À court terme (le court terme des astronomes n’est pas le même que celui de la politique ou du monde des affaires : il se mesure en centaines de milliers d’années), les orbites sont à très peu de choses près elliptiques, comme si l’attraction mutuelle des planètes était nulle. Mais la théorie ne permet pas de dire si cette infime attraction ne va pas changer complètement l’évolution du système à long terme (d’ici quelques centaines de millions d’années). Le problème mathématique est donc celui de la stabilité à long terme de systèmes comme le système solaire.

Les travaux de Poincaré de la fin du XIXe siècle sont les premiers à s’y consacrer, mais le problème est très loin d’être épuisé. Une avancée fondamentale date des années 1950 et 1960, avec la théorie « KAM », un nom formé des initiales de ses trois inventeurs : Andrei Kolmogorov, qui l’introduisit en 1954, mais sans en donner des démonstrations, Vladimir Arnold et Jürgen Moser qui en complétèrent, indépendamment, les énoncés précis et les démonstrations au début des années 1960.

« KAM » est maintenant une méthode générale, un nom commun pour les spécialistes – parmi lesquelles Marie-Claude Arnaud, qui présentait hier sa conférence « Jürgen et les tokamaks ». L’accent y est mis en particulier sur le point de vue de Jürgen Moser, mais évoque aussi les applications récentes de la théorie KAM. Non seulement en mathématiques, mais aussi dans des applications en physique nucléaire, les fameux tokamaks, dispositifs expérimentant la production d’énergie par fusion nucléaire.

Il ne faut pas croire pour autant qu’il s’agisse d’une affaire réservée aux spécialistes, car l’enjeu nous concerne tous : la question n’est rien de moins que de savoir si le système solaire est stable à longue échéance, c’est-à-dire de savoir si la fin du monde est proche !

Le système solaire.
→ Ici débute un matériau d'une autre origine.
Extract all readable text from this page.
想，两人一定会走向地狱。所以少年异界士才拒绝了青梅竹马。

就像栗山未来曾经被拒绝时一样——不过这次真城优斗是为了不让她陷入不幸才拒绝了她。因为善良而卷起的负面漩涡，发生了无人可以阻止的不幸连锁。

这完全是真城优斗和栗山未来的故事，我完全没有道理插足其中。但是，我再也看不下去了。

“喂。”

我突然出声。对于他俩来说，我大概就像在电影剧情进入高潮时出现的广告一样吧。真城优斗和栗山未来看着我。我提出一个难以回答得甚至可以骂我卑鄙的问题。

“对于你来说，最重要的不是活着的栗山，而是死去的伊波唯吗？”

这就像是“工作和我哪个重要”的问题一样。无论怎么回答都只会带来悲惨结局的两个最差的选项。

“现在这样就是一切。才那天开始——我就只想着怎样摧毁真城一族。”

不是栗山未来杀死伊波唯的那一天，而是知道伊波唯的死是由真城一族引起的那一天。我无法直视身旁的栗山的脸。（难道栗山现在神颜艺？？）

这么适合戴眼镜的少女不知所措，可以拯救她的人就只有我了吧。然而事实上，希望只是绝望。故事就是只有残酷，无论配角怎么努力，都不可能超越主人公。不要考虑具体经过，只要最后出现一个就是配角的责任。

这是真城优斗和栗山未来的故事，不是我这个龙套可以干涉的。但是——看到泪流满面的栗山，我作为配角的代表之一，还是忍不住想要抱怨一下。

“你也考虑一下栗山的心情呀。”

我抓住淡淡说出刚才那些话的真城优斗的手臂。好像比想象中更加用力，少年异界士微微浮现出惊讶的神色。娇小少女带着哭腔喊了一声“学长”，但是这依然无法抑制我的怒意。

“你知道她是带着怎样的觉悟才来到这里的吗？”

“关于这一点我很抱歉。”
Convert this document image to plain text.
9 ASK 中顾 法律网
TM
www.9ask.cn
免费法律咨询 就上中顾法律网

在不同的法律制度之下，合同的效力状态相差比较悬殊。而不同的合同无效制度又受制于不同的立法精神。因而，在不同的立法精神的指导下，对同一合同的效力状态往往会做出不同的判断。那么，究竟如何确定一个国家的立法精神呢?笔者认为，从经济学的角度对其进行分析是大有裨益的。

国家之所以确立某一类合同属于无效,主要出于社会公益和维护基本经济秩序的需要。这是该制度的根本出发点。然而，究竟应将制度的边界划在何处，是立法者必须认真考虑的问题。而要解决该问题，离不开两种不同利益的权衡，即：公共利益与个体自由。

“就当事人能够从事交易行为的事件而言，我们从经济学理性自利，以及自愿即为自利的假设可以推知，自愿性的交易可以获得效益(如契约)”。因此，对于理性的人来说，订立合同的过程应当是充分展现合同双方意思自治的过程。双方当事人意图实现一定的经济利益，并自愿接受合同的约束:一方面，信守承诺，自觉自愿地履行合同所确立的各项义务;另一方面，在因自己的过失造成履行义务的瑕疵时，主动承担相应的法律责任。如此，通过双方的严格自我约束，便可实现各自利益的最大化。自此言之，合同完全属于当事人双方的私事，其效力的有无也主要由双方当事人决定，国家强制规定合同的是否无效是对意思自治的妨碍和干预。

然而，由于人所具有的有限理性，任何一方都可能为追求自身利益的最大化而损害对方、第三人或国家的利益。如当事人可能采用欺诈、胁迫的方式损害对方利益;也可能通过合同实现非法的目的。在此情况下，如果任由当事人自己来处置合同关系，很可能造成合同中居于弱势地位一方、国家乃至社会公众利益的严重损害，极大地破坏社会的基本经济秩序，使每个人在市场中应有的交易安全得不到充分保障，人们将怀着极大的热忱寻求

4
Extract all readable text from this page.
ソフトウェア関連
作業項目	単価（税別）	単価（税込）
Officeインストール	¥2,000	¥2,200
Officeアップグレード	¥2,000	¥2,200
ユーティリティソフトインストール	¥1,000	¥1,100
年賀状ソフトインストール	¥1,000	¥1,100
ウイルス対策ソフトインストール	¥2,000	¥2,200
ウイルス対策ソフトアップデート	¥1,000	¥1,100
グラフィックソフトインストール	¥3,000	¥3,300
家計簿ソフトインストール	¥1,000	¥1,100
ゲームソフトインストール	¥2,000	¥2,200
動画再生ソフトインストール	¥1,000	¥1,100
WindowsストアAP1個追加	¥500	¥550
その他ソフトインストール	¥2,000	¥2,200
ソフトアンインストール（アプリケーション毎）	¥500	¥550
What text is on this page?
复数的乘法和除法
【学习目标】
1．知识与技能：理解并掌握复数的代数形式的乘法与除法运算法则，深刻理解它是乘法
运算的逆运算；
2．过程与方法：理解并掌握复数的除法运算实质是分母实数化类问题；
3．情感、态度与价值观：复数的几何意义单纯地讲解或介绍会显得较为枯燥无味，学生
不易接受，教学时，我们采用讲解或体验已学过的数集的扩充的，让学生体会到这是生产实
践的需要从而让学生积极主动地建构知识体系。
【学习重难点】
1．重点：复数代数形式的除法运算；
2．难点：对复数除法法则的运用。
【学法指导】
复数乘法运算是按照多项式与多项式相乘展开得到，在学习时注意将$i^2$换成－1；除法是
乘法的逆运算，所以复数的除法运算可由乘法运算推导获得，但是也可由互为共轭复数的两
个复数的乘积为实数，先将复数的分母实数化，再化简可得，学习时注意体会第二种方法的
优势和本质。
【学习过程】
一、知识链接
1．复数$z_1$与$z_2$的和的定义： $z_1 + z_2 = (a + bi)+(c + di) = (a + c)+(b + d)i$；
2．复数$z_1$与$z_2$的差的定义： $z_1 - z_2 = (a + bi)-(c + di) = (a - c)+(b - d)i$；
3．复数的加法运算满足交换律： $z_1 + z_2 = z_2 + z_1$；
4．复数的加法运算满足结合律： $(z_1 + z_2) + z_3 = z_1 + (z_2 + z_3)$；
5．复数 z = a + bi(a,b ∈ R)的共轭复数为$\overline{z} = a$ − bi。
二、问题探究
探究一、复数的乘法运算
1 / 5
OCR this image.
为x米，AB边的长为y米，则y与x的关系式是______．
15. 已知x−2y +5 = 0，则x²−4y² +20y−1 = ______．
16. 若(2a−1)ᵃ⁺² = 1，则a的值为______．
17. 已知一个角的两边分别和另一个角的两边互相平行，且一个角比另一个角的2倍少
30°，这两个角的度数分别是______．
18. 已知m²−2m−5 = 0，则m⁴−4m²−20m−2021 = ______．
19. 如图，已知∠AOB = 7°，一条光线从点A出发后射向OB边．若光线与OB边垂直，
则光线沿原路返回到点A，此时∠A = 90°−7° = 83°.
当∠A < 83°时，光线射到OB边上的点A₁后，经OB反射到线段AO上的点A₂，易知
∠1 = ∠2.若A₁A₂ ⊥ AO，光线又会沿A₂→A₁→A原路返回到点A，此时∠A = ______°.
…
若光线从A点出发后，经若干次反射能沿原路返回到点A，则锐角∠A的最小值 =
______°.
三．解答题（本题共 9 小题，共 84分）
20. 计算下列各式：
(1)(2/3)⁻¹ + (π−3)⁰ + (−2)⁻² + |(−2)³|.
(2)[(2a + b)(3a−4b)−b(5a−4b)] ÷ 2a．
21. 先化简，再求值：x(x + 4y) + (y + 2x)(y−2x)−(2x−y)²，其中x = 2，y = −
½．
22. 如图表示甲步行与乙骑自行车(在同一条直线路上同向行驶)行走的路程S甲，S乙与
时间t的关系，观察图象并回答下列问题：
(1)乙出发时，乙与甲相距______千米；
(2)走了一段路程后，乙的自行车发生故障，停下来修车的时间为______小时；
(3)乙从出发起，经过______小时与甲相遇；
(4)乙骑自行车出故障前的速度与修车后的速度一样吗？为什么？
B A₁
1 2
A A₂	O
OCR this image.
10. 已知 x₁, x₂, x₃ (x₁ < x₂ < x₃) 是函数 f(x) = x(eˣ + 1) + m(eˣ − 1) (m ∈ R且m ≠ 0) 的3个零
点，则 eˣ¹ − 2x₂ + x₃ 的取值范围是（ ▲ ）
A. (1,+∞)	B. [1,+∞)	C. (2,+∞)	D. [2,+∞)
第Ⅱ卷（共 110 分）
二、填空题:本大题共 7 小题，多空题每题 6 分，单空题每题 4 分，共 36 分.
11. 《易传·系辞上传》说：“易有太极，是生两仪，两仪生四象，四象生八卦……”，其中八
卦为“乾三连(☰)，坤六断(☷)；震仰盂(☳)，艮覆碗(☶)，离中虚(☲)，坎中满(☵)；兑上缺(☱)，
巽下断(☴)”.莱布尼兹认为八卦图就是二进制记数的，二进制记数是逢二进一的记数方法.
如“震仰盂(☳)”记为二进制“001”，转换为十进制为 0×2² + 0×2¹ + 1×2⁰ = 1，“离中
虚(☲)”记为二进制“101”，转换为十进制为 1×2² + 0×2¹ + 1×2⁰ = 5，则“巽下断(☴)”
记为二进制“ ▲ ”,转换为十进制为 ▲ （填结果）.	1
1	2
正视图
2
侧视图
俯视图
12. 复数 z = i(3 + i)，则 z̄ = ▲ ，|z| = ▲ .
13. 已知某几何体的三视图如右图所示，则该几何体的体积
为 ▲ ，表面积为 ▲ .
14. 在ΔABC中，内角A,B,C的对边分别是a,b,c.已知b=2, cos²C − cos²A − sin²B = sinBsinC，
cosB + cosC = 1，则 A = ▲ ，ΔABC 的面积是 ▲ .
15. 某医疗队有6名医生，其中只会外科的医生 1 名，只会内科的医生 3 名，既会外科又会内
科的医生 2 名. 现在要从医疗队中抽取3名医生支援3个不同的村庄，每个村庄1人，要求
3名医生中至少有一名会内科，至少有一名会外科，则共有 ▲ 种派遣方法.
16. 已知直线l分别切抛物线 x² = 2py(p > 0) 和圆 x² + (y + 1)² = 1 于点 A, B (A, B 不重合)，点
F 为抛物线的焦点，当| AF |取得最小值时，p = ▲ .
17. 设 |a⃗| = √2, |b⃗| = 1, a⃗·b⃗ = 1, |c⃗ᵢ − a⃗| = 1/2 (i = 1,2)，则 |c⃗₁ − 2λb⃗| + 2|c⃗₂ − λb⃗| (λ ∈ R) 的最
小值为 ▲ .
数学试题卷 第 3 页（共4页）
WikiImages/Pixabay

Le scénario serait qu’à un moment, la trajectoire d’une des planètes du Soleil pourrait s’écarter tellement de son orbite habituelle qu’elle pourrait en percuter une autre, ou tout au moins déstabiliser complètement le système solaire. Rassurons-nous quand même, « proche » est au sens des astronomes : les calculs les plus pessimistes ne prévoient rien de catastrophique avant 1,5 milliard d’années.